Is write really gated on every plan, or just Free?

The gates are identical on every tier, including Free: deny-by-default policy, the dangerous-verb floor, snapshot-before-apply, and the audit log. Paying unlocks capability (unlimited read-AI on Pro, the governed-write feature on Team) — never a weaker safety check.

What happens if my license lapses?

It degrades politely. Offline or unreachable license checks get a 14-day grace period on full entitlements. After grace expires you drop to Free behavior — read-only AI keeps working at trial level, and nothing destructive happens. Rollback is a safety feature and is never gated behind a license at all.

Does it work in an air-gapped or maintenance-window environment?

The terminal, inventory, and vault work fully offline. AI features need a path to your chosen model provider (Anthropic/OpenAI) when you use them. License validation is offline-first with a 14-day grace window specifically for ugly networks and 3am maintenance windows.

Which AI providers are supported?

Bring-your-own-key Anthropic and OpenAI today. You use your own account and your own API key, stored in your OS credential store — AI NetShell doesn't run its own hosted inference and never sees your key outside the request it's used in.

What platforms does it run on?

Windows 10 22H2+ and Windows 11 today (Windows-first, built on Tauri). macOS and Linux are behind platform traits already in the codebase and are on the roadmap, not yet shipped.
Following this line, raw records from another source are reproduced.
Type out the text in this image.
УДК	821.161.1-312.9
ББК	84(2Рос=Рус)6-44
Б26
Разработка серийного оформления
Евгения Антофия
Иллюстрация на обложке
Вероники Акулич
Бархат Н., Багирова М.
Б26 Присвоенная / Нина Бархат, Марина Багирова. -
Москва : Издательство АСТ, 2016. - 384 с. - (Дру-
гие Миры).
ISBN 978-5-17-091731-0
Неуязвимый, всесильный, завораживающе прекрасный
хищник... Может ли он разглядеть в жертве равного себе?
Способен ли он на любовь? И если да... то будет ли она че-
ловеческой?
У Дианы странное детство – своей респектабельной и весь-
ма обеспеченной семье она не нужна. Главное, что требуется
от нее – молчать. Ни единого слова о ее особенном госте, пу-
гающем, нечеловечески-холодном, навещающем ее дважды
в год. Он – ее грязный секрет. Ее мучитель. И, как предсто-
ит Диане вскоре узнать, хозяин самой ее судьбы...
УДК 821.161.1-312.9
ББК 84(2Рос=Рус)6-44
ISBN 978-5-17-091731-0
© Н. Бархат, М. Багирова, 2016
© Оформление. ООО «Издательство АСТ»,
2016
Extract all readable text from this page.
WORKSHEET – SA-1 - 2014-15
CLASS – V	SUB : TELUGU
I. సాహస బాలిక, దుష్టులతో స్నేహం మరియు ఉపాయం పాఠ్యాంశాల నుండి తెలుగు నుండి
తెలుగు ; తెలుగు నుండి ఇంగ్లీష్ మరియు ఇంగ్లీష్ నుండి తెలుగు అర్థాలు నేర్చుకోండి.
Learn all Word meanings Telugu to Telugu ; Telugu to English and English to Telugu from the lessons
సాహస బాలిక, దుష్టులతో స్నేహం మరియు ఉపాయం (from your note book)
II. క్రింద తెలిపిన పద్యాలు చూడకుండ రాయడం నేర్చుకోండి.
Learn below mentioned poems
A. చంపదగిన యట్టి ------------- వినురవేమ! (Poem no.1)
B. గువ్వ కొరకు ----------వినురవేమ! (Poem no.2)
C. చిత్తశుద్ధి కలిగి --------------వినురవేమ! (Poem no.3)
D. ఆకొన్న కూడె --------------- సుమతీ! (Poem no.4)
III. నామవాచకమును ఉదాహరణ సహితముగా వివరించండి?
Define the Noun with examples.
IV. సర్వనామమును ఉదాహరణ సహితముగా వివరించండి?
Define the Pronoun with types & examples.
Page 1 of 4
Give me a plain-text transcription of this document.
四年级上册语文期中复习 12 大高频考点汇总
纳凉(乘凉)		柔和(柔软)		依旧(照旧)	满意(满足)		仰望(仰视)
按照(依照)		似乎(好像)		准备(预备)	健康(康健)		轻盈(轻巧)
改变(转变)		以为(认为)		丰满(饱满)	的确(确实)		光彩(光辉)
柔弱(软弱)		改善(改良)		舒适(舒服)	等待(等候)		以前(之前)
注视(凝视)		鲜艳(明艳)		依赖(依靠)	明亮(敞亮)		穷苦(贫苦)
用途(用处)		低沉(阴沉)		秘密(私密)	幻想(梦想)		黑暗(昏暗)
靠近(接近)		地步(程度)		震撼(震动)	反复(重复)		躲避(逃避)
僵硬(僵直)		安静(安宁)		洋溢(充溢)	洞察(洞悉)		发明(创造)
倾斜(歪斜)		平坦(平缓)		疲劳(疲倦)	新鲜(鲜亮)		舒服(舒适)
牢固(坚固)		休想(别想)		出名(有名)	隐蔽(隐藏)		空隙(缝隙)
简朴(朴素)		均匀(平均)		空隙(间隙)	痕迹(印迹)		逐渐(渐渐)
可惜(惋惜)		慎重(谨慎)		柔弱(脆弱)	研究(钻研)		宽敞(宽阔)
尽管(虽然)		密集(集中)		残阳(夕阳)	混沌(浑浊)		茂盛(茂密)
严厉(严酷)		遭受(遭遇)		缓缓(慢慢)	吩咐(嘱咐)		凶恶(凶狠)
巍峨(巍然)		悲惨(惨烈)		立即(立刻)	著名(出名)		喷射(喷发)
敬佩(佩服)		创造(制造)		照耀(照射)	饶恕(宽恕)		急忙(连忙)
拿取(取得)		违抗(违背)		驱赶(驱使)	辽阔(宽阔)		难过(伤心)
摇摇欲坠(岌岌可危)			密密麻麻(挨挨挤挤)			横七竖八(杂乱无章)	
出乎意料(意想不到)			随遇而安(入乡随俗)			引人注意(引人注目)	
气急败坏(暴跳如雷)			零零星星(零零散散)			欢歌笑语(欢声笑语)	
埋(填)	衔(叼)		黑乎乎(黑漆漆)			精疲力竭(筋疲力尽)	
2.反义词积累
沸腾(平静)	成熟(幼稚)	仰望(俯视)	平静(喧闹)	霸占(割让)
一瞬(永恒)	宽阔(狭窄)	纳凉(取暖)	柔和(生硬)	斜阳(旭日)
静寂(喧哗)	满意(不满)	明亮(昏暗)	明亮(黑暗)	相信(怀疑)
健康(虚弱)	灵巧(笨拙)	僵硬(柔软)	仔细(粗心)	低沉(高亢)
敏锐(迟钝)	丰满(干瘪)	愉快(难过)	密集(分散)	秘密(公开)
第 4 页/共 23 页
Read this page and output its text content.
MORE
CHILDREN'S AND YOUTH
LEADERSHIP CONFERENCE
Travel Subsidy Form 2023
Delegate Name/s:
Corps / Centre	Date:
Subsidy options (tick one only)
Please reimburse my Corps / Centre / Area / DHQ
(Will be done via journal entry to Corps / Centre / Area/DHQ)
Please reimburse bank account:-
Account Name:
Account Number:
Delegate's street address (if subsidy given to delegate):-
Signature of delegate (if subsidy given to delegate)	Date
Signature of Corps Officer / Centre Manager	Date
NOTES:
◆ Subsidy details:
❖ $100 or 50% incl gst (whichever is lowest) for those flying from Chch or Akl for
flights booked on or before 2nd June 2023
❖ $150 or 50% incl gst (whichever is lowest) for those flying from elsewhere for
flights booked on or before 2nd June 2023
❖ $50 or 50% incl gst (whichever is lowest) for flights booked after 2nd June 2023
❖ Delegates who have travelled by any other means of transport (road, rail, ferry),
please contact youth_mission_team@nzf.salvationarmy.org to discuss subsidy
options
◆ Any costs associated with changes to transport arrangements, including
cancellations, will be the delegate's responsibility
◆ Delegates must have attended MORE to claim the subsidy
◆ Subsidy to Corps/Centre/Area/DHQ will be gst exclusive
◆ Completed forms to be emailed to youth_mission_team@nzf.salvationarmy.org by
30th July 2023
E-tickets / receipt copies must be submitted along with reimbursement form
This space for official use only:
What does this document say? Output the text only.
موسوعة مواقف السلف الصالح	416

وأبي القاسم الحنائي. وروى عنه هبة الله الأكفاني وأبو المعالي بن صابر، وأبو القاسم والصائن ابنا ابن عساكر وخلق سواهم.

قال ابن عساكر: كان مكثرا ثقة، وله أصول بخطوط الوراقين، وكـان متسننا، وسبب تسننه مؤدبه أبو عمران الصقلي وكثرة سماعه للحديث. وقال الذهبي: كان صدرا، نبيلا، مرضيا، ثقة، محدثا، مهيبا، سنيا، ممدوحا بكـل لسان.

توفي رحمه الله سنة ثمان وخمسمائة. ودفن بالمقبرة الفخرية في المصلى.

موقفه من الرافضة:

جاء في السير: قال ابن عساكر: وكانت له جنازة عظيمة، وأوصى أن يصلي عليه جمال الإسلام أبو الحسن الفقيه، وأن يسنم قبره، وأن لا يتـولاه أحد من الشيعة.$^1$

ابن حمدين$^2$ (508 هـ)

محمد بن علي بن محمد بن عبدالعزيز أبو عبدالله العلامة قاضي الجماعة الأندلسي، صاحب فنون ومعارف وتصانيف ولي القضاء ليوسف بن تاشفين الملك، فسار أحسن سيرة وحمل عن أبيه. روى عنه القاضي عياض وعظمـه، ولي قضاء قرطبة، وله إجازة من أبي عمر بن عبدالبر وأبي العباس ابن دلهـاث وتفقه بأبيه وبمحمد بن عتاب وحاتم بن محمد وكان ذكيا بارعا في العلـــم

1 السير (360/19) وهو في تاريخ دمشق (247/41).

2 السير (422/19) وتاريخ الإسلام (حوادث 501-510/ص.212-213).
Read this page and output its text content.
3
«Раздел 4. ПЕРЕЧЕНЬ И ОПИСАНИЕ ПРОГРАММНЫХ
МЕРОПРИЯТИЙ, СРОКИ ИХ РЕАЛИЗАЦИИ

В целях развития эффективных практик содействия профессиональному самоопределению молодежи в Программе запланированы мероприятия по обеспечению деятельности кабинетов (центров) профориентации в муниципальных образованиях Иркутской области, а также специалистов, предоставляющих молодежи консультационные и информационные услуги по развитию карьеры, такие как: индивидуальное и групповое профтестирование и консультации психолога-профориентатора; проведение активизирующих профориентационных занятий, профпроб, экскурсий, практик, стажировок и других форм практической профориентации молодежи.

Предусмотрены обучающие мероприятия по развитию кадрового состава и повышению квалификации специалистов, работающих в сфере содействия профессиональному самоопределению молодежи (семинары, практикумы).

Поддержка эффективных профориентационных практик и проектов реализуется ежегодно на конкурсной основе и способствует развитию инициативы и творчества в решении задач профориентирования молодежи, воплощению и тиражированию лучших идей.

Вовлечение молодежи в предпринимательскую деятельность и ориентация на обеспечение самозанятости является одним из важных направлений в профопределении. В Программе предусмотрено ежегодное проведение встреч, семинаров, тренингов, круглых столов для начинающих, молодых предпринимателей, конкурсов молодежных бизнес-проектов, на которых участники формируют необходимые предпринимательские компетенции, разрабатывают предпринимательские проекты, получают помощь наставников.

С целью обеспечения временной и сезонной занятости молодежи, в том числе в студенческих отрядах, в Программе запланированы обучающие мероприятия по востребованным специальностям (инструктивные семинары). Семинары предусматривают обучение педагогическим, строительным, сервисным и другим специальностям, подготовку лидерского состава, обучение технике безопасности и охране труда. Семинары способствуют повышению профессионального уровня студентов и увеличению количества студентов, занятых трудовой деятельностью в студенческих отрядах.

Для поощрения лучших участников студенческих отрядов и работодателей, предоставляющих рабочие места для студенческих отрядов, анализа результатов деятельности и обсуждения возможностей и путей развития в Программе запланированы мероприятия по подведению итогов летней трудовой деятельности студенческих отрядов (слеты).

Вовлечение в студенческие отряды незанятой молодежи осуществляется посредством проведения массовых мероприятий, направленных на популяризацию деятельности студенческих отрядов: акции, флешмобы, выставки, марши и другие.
Is there a team/multi-user mode?

Team tier is per-seat licensing for governed write, not a shared multi-user backend — each engineer runs their own local install and their own credentials. There's no shared server component.

Why can't I override the dangerous-verb floor even in my own custom policy?

Bring-Your-Own-Policy (BYOP) can only add allowed read commands — it can never remove a shipped block. Commands like reload, write erase, format, factory-reset, and shell/scripting escapes are hard-blocked at the policy layer on every tier, with no override, by design.

What's the difference between a vendor marked "live-proven" and one marked "beta"?

Live-proven means the full pipeline — propose, snapshot, human-approved apply, and rollback — has been run end-to-end against real hardware and recorded. Beta means the same pipeline is implemented but hasn't yet cleared that hardware bar for that vendor. We label this honestly on the Security page rather than implying uniform readiness.

What is NetClaw, and is it part of the gated AI?

NetClaw is an optional, separate, off-by-default external agent integration that reaches devices with its own credentials, outside the two gates entirely. It's always presented as a distinct surface in the app — the read-only/gated claims on this site describe the built-in AI assistant, not NetClaw.